Immunotherapy: Cancer’s new nemesis
By: Brad Smith, PhD | June 01, 2015
Immunotherapy is one of the most promising avenues of research in the battle against cancer. This treatment path uses small molecules and biologics to harness a patient’s own immune system to fight the tumor – a novel approach that is poised to revolutionize cancer treatment.
This promise has been a long time coming. Scientists in the cancer research world have been working on immunotherapy treatments for decades, since the first observations were made about how important the immune system is in modulating and potentially killing cancer. These early realizations where made nearly a century ago, and we are only now beginning to harness the immune system in cancer therapies. Although there is no conclusive evidence that immunotherapy will be a “magic bullet” for all cancer indications and a significant patients, there is strong reason to believe it will be a dynamic treatment option going forward.
Many important discoveries have already been made that provide insight into how the immune system works and how it attacks cancer. For example, recent drug approvals take advantage of checkpoint inhibitors as a novel approach to immunotherapy. Instead of stimulating the immune system directly, checkpoint inhibitors block the built-in brakes that tumors apply to the immune system, allowing the system to continue to attack the cancer. This has been an unprecedented advance in the treatment for patients. We’ve found that generally 20—40 percent of patients will respond to this single intervention even when other treatments have failed before. Durable responses are even more noteworthy given the resistance to targeted therapies that is so often seen in oncology. Most exciting will be the results obtained in the many combination trials currently underway.
It has yet to be determined how these new immunotherapies will displace or complement existing therapies such as IL-2 treatment in metastatic melanoma.
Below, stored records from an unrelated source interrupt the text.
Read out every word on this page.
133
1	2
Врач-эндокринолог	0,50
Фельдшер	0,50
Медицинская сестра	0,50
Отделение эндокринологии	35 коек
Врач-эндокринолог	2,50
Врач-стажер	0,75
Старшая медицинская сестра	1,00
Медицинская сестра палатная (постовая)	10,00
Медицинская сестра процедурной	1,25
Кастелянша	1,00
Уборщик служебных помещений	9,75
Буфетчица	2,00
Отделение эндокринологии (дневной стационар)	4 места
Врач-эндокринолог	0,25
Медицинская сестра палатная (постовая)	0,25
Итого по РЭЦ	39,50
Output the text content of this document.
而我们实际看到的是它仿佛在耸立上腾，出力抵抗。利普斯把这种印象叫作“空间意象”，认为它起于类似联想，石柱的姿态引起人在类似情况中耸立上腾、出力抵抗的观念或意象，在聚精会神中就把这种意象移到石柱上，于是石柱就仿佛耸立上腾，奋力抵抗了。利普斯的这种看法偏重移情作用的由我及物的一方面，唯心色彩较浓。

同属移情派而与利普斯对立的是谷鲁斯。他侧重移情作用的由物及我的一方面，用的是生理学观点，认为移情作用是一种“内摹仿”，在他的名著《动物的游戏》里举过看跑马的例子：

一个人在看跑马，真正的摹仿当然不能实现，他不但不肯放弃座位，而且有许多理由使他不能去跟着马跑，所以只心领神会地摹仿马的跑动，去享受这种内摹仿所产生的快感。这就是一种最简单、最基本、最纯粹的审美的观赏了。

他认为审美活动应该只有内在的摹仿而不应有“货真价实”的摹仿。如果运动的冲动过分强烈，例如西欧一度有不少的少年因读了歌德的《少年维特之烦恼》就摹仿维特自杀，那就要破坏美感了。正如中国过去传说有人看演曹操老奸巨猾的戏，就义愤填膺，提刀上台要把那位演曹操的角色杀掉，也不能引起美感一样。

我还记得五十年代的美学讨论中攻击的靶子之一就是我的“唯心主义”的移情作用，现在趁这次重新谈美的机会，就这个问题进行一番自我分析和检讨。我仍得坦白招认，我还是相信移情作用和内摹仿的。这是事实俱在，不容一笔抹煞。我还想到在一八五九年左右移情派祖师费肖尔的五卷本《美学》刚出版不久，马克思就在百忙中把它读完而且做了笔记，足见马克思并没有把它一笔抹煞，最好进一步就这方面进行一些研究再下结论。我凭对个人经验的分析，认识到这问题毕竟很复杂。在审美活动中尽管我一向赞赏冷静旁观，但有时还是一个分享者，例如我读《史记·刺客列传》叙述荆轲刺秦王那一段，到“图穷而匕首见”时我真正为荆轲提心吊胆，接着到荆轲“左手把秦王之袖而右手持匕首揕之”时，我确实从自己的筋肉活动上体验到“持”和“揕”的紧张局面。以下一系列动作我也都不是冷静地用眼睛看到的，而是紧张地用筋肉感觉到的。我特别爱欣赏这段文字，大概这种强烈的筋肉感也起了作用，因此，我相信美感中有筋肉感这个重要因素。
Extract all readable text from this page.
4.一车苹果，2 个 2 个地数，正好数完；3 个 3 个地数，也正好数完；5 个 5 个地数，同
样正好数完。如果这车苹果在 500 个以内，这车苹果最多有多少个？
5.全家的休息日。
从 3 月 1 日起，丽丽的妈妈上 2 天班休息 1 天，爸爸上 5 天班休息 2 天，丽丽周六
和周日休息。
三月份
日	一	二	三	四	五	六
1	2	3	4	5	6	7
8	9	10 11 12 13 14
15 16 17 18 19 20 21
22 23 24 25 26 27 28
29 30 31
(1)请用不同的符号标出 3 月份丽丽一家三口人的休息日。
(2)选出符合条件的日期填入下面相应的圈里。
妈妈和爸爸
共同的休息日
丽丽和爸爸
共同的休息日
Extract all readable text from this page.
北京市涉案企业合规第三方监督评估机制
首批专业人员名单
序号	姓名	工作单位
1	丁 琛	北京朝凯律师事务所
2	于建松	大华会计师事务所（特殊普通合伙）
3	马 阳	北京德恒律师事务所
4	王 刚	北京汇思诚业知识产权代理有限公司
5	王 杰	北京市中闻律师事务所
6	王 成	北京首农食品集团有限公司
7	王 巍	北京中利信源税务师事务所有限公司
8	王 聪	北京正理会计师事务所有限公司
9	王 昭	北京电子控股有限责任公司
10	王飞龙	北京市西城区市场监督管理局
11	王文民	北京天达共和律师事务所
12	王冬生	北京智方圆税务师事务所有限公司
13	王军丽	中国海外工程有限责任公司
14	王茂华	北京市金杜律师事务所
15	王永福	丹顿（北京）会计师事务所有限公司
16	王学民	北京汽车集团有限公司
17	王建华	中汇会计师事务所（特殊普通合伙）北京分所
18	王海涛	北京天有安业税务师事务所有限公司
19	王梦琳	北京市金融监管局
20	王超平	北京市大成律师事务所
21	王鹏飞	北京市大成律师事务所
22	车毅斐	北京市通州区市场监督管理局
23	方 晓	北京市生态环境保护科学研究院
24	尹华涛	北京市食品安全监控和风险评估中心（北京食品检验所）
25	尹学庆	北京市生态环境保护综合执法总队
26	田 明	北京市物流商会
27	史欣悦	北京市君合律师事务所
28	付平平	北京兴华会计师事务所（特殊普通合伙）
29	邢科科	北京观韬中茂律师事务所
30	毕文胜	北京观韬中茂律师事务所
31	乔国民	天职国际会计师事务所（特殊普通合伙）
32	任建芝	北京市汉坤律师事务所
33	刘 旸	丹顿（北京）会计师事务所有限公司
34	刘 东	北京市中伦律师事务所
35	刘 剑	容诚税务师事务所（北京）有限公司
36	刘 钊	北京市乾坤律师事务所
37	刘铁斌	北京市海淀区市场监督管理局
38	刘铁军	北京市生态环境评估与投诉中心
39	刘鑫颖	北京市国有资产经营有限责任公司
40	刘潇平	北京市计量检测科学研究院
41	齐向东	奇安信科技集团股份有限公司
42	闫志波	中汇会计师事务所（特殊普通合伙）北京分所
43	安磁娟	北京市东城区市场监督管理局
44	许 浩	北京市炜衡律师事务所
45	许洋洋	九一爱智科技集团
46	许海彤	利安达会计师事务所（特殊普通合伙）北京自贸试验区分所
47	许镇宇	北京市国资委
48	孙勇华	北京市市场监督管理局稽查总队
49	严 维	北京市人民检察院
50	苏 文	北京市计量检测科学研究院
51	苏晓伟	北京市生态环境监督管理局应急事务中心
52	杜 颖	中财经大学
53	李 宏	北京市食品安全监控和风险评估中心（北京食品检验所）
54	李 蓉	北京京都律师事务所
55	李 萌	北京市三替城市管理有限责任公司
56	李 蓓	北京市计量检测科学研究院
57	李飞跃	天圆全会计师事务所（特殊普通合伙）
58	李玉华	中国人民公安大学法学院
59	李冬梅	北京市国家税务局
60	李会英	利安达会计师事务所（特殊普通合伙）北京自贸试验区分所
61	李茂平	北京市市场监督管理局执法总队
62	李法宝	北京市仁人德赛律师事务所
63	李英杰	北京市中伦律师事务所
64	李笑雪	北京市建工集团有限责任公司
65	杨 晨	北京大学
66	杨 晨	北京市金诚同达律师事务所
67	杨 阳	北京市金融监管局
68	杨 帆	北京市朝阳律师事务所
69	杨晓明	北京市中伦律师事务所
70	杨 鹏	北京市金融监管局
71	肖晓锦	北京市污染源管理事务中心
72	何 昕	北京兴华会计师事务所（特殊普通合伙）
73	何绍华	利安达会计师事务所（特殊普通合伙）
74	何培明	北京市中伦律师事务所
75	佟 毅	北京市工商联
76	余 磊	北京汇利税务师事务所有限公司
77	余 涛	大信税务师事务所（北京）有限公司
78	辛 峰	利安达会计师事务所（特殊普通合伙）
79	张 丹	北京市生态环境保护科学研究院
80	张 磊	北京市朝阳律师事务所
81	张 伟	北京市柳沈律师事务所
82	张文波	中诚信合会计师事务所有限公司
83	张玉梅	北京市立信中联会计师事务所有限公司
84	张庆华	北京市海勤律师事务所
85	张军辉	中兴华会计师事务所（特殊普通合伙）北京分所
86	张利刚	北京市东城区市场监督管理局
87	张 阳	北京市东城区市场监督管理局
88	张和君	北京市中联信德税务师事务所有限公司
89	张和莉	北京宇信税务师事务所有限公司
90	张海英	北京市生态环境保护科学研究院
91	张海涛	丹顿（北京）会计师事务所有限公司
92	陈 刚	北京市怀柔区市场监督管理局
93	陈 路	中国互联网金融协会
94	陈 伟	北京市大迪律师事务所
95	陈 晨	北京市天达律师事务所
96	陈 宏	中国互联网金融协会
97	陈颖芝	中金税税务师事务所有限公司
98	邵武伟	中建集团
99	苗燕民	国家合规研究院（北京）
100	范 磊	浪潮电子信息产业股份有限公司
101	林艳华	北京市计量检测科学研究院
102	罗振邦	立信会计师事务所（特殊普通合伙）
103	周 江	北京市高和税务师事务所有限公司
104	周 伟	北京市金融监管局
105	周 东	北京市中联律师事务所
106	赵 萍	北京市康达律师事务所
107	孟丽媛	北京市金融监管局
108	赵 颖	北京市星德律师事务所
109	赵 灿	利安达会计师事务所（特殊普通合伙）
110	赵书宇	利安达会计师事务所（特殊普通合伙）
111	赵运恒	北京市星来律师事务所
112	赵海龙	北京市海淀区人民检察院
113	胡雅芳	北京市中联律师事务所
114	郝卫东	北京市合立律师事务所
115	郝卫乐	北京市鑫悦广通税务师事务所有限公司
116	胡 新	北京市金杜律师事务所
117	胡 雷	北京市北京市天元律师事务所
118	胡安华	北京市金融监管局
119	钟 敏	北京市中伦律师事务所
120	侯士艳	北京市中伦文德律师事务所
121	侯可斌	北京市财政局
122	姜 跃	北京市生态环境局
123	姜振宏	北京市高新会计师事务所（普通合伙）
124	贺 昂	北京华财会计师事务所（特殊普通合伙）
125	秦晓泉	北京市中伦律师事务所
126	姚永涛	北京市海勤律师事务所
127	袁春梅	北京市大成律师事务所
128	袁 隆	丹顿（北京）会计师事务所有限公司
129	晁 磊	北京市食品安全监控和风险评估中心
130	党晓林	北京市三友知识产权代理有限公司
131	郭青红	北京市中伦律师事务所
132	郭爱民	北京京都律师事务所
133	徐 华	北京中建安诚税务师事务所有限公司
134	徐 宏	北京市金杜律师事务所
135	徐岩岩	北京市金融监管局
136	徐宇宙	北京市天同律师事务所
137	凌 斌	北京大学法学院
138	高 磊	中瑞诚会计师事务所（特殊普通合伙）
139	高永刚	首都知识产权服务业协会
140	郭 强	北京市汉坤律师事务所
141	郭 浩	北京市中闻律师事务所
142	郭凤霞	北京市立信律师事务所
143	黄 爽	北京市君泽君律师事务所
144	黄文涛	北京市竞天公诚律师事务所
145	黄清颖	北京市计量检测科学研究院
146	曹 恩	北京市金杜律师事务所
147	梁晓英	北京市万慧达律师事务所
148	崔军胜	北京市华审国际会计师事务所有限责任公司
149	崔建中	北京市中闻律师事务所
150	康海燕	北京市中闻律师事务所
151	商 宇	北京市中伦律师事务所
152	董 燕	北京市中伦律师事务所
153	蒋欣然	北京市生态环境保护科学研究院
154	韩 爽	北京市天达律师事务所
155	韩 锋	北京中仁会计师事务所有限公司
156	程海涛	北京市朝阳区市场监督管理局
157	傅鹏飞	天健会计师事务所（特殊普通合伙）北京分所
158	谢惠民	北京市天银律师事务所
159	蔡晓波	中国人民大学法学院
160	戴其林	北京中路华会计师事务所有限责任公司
Approved in 1998, IL-2 has shown very good responses in a small group of otherwise very healthy metastatic melanoma patients. The therapy continues to be recommended with close safety monitoring by some but may be replaced with newer therapies or clinical trials for qualifying patients. In non-small cell lung cancer, combinations with existing targeted or chemo therapies may address the patients that lack the defining molecular characteristics for targeted agents such as crizotinib.
And there are many other products in development that span a spectrum of mechanisms and modalities, including checkpoint regulators, immunomodulators, vaccines and cell-based therapies such as CAR T-cell approaches.
While these approaches offer encouraging new opportunities, a more complete understanding of the cellular and molecular components of the tumor-immune system interaction, including the formation of neo-antigens or new targets for the anti-tumor immune response, will be necessary for the development of rational and efficacious immunotherapies in the future.
We have yet to identify how the various immunotherapy treatments can be targeted to patient groups to achieve the greatest real-world benefits for patients. Basic research and clinical results suggest that certain treatments such as radiotherapy may induce new targets for the anti-tumor immune response. This may be in addition to the existing repertoire of the anti-tumor response determined, in part, by the tumor’s genetic alterations. We have yet to see whether immunotherapies in oncology will lead us to a precision medicine approach or broad applicability across indications and patient groups.
The current competitive landscape for immunotherapies is highly complex based on ongoing trials identified on clinicaltrials.gov and other sources. At present, competition is particularly strong in the areas of solid tumors, melanoma and non-small cell lung cancer. It remains to be seen whether classical tumor-type classifications will ultimately give way to molecular pathway-based classifications whether a new clinical development paradigm of mega-phase I studies followed by rapid registration will become established.
Going forward, a central principle is that we must remember is that the immune system does not operate separately from other biological systems in the patient, including the inflammatory system. Therefore, we may not be able to define optimal immunotherapy strategies without also considering patient comorbidities and other factors. To avoid wasted time and money, an informed approach is needed for the immunotherapy platform from the outset of development. The rapidly emerging research results describing immunotherapy targets, drug combinations and responsive patient characteristics should lead to better informed studies and more successful trial outcomes.